Sixty-nine percent agree (and 12 percent disagree) with requiring masks in public. Forty-nine percent agree (and 23 percent disagree) with closing nonessential businesses to slow the spread of the virus. Furthermore, 51 percent agree (and 20 percent disagree) that the United States should be part of the World Health Organization (WHO). Mr. Trump has disagreed with each of these positions.
And yet it’s far from clear that he is losing substantial support because of Americans’ attitudes toward the virus. Although Mr. Biden is ahead among Americans who support mandatory masking in public, Mr. Trump still gets the support of 32 percent of voters who support mask requirements. He also gets 39 percent of support among voters with close family members or friends who have died from the virus.

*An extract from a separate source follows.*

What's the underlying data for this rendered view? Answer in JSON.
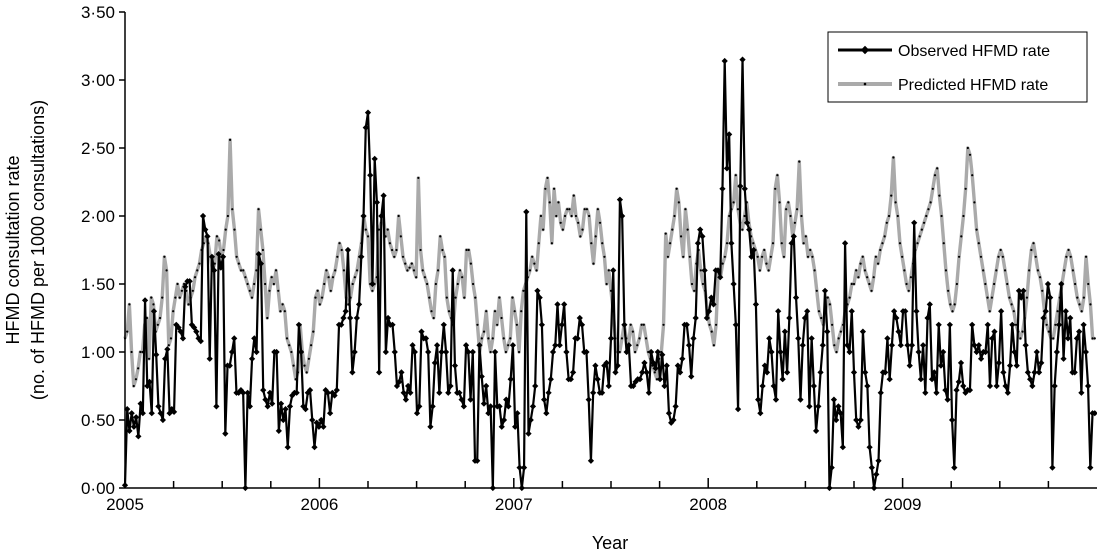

Why? Voters appear not to know Mr. Trump’s and Biden’s stances. Only 40 percent of survey respondents place Mr. Biden as more supportive than Mr. Trump on masks, and only 41 percent do the same on closing businesses. Only 47 percent place Mr. Biden as more supportive of the WHO. These results are consistent with decades of research showing that a considerable share of the public doesn’t know the positions of the parties and presidential candidates, even on the most salient issues. By contrast, among respondents who are highly knowledgeable about the presidential candidates on other issues, more than 90 percent correctly place them on all three coronavirus questions.
It’s not just that people don’t know. When people don’t have a sense for party or candidate platforms, they tend to assume that their preferred party or candidate agrees with them on the issues. This phenomenon, which political scientists call projection, appears to be operating here. People’s perceptions appear strongly influenced by which candidate they like.
Strikingly, a majority (59 percent) of Trump voters support requiring masks (only 18 percent are opposed), and 81 percent of Trump voters who support mandatory masking think Mr. Trump does as well.
Similarly, 39 percent of Trump voters support closing nonessential businesses (37 percent are opposed), and 75 percent of Trump supporters who want to close businesses believe that the president does as well. Finally, 34 percent of Trump voters support WHO membership (39 percent are opposed), and 70 percent of Trump supporters who support WHO membership believe Mr. Trump supports it.
We see similar patterns of perceptions about Mr. Biden among his supporters. Biden voters strongly support mask requirements, the closing of nonessential businesses, and WHO membership. Biden voters accurately perceive Mr. Biden as supporting these policies, though this may partly reflect projection.
Although the pandemic is one of the biggest crises the United States has faced in recent decades, it’s a more important issue for some than for others. Perhaps surprisingly, knowledge of Mr. Trump’s positions on the virus declines among those with a close friend or family member who died of the coronavirus. Sixty-eight percent of Trump voters who know someone who died (compared with 56 percent among those who do not) believe that Mr. Trump supports mask requirements in public.
Fifty-eight percent of Trump supporters who know someone who died from the virus believe that Mr. Trump supports closing nonessential businesses (compared with 31 percent of those who do not). Fifty-two percent of Trump supporters who know someone who died think Mr. Trump supports WHO membership (compared with 30 percent of those who do not).
You might think that the critical importance of an issue would improve people’s ability to vote on the basis of that issue. Even in times like these, however, the public’s attention to politics remains limited — politics is still “a sideshow in the great circus of life.” Lacking knowledge, the importance may simply be making them project their position even more onto their party’s candidate.